Assim que girei a chave da Honda GL 1800 Gold Wing o som com 80 Watts de potência liberou a música More Than This, na versão de 10.000 Maniacs, já com a vocalista Mary Ramsey, uma das minha músicas favoritas. Se você quiser saber exatamente como é pilotar a Gold, baixe essa música e leia a avaliação ouvindo esse som repetidas vezes. Então imagine-se em uma estrada perfeita, com sol, ar fresco e pilotando uma lumosine de duas rodas. Era a promessa de um bom começo a bordo da gigantesca tourer que a Honda começa a comercializar no Brasil a partir de março ao preço de R$ 92.000. Só que o gigantismo fica só na impressão, pois os 372 kg (a seco) quase não são percebidos quando a Gold Wing entra em movimento.

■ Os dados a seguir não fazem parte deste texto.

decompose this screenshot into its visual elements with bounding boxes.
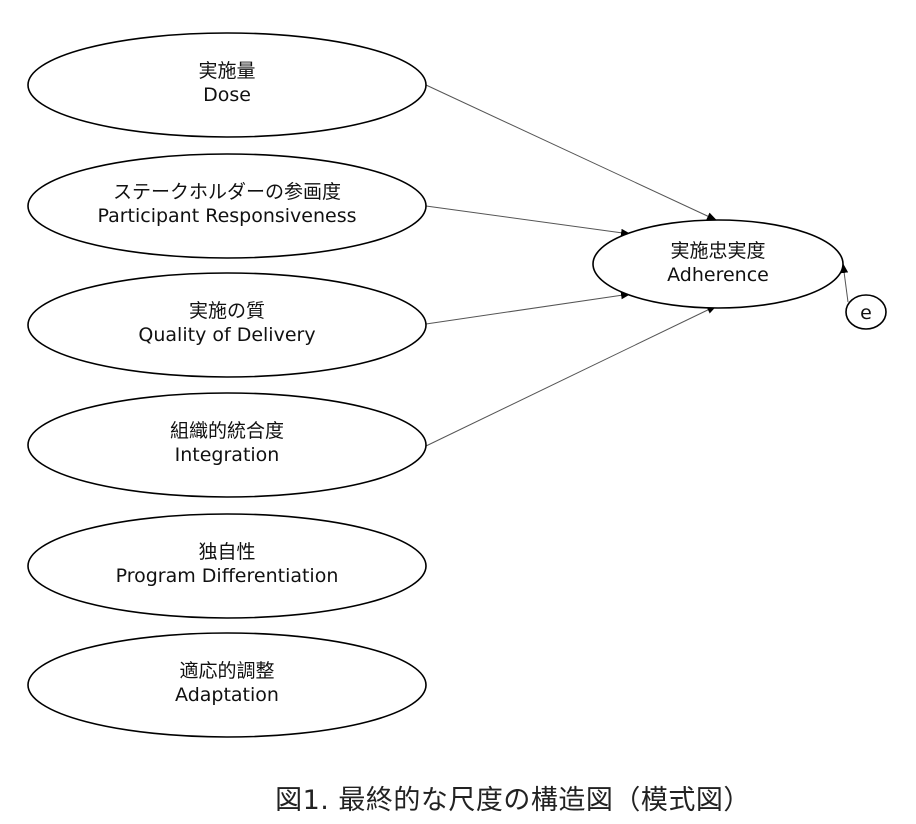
node-quality-of-delivery-label-en: Quality of Delivery xyxy=(138,324,315,346)
node-program-differentiation: 独自性 Program Differentiation xyxy=(27,513,427,619)
node-adaptation-label-en: Adaptation xyxy=(175,684,279,706)
node-integration-label-ja: 組織的統合度 xyxy=(170,420,284,442)
node-adaptation-label-ja: 適応的調整 xyxy=(179,660,274,682)
node-dose: 実施量 Dose xyxy=(27,32,427,138)
node-quality-of-delivery: 実施の質 Quality of Delivery xyxy=(27,272,427,378)
node-adherence-label-ja: 実施忠実度 xyxy=(670,240,765,262)
node-participant-responsiveness: ステークホルダーの参画度 Participant Responsiveness xyxy=(27,153,427,259)
edge-error-to-adherence xyxy=(840,263,849,303)
node-participant-responsiveness-label-en: Participant Responsiveness xyxy=(97,205,356,227)
node-integration: 組織的統合度 Integration xyxy=(27,392,427,498)
edge-dose-to-adherence xyxy=(425,84,717,221)
node-dose-label-en: Dose xyxy=(203,84,251,106)
node-integration-label-en: Integration xyxy=(175,444,280,466)
edge-quality-to-adherence xyxy=(425,291,631,325)
edge-integration-to-adherence xyxy=(425,305,717,447)
node-error-term: e xyxy=(845,294,887,330)
figure-caption: 図1. 最終的な尺度の構造図（模式図） xyxy=(275,785,751,816)
node-program-differentiation-label-en: Program Differentiation xyxy=(116,565,339,587)
node-adherence-label-en: Adherence xyxy=(667,264,769,286)
node-dose-label-ja: 実施量 xyxy=(198,60,255,82)
edge-responsiveness-to-adherence xyxy=(425,205,631,237)
node-adaptation: 適応的調整 Adaptation xyxy=(27,632,427,738)
node-quality-of-delivery-label-ja: 実施の質 xyxy=(189,300,265,322)
node-error-term-label: e xyxy=(860,302,872,324)
node-participant-responsiveness-label-ja: ステークホルダーの参画度 xyxy=(113,181,341,203)
node-adherence: 実施忠実度 Adherence xyxy=(592,219,844,309)
node-program-differentiation-label-ja: 独自性 xyxy=(198,541,255,563)
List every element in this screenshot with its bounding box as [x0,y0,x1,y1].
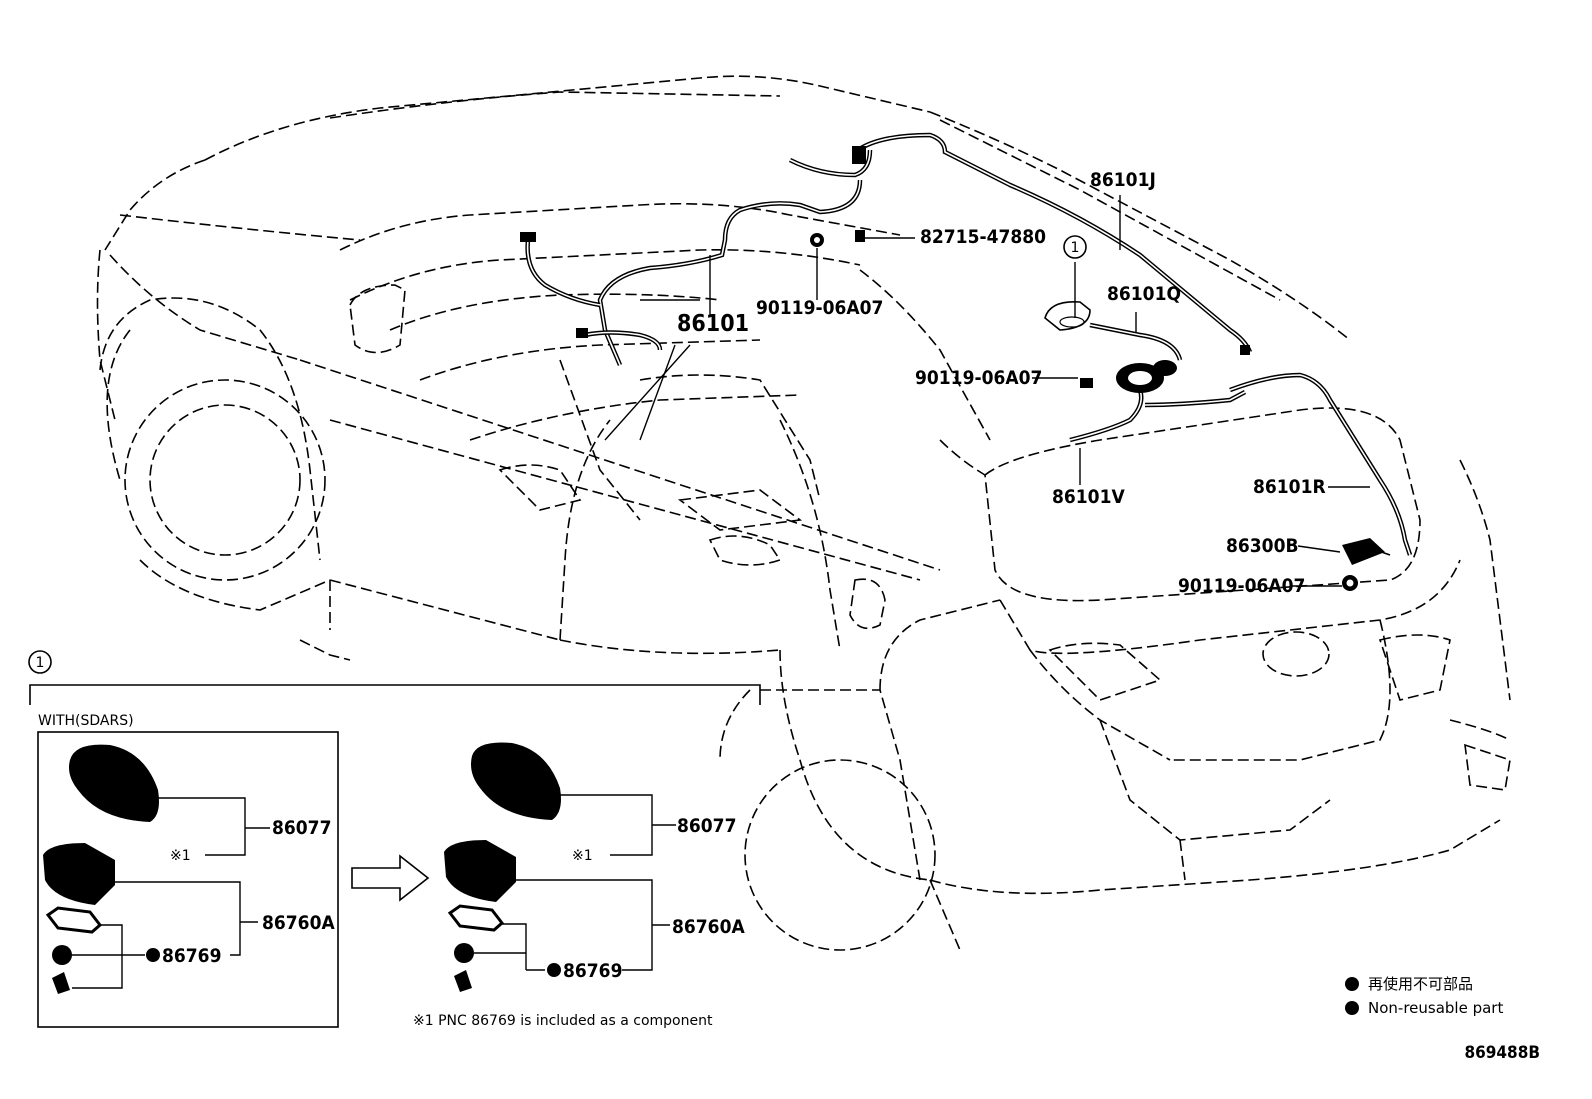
inset-callout-number: 1 [36,655,45,671]
gasket-shape-2 [447,904,505,932]
antenna-cover-shape [69,744,159,822]
part-label-86101R: 86101R [1253,476,1326,498]
part-label-82715: 82715-47880 [920,226,1046,248]
arrow-icon [351,854,430,902]
part-label-86101J: 86101J [1090,169,1156,191]
wire-harnesses [520,132,1413,591]
inset-right-group: ※1 86077 86760A 86769 [444,742,745,992]
footnote: ※1 PNC 86769 is included as a component [413,1013,713,1029]
antenna-base-shape [43,843,115,905]
nut-shape-2 [454,943,474,963]
vehicle-outline [96,75,1511,951]
inset-callout-circle [28,650,52,674]
left-label-86077: 86077 [272,817,331,839]
legend-text-en: Non-reusable part [1368,999,1503,1017]
left-note-mark: ※1 [170,848,191,864]
nut-shape [52,945,72,965]
main-part-labels: 86101J 82715-47880 86101Q 90119-06A07 86… [677,169,1326,597]
right-note-mark: ※1 [572,848,593,864]
part-label-90119-mid: 90119-06A07 [915,367,1042,389]
part-label-90119-low: 90119-06A07 [1178,575,1305,597]
leader-lines [604,195,1370,587]
inset-detail: 1 WITH(SDARS) ※1 86077 86760A 86769 [28,650,761,1029]
part-label-86101Q: 86101Q [1107,283,1181,305]
gasket-shape [45,906,103,934]
callout-circle [1063,235,1087,259]
right-label-86769: 86769 [563,960,622,982]
clip-shape-2 [454,970,472,992]
left-nonreusable-dot [146,948,160,962]
part-label-86101V: 86101V [1052,486,1125,508]
inset-left-group: ※1 86077 86760A 86769 [43,744,335,994]
part-label-86101: 86101 [677,311,749,337]
right-nonreusable-dot [547,963,561,977]
legend-text-jp: 再使用不可部品 [1368,975,1473,993]
legend-dot-jp [1345,977,1359,991]
inset-box [37,731,339,1028]
right-label-86760A: 86760A [672,916,745,938]
legend: 再使用不可部品 Non-reusable part [1345,975,1503,1017]
antenna-cover-shape-2 [471,742,561,820]
left-label-86760A: 86760A [262,912,335,934]
inset-bracket [29,684,761,705]
left-label-86769: 86769 [162,945,221,967]
right-label-86077: 86077 [677,815,736,837]
antenna-base-shape-2 [444,840,516,902]
inset-header: WITH(SDARS) [38,713,134,729]
callout-number: 1 [1071,240,1080,256]
part-label-90119-top: 90119-06A07 [756,297,883,319]
diagram-code: 869488B [1464,1043,1540,1063]
legend-dot-en [1345,1001,1359,1015]
part-label-86300B: 86300B [1226,535,1299,557]
clip-shape [52,972,70,994]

A história dessa clássica começa nos anos 70, quando surgiu a primeira Gold Wing 1000, equipada com o motor boxer (contraposto) de quatro cilindros, como forma de concorrer com as americaníssimas Harley Davidson. Nestes 36 anos de evolução muita coisa mudou, sobretudo as dimensões. A “Asa Dourada” cresceu e cresceu até chegar em sua versão GL 1500 nos anos 90, enorme, pesada e difícil de pilotar. Felizmente, a entrada do ano 2000 e do terceiro milênio trouxe boas novidades. A primeira GL 1800, com motor de seis cilindros opostos, já chegou com mais jeitão de moto. Pneus de desenho mais esportivo, chassi perimetral de alumínio e materiais leves fizeram a Gold Wing muito mais “guiável”, gostosa de pilotar e até mesmo ousada para uma grande senhora.

O grande responsável pela apimentada foi o novo motor de 6 cilindros. O ronco é música para ouvidos que gostam de mecânica e remete imediatamente aos carros alemães Porsche, pois eles também têm motor de seis cilindros opostos. Uma simples acelerada acorda os 118 cv e o giro do motor sobe muito rápido, fruto da eficiente injeção eletrônica, que dá a impressão de moto esportiva. A rotação máxima não é tão alta, 5.500 rpm e o torque absurdo de 17 kgf.m tem a rotação máxima aos 4.000 rpm, ou seja, é um motor que “gira baixo”, mas é esperto, nada a ver com as custom estradeiras. A transmissão por cardã resulta em um rodar tão macio e silencioso que dá vontade de começar a viajar e não parar nunca mais.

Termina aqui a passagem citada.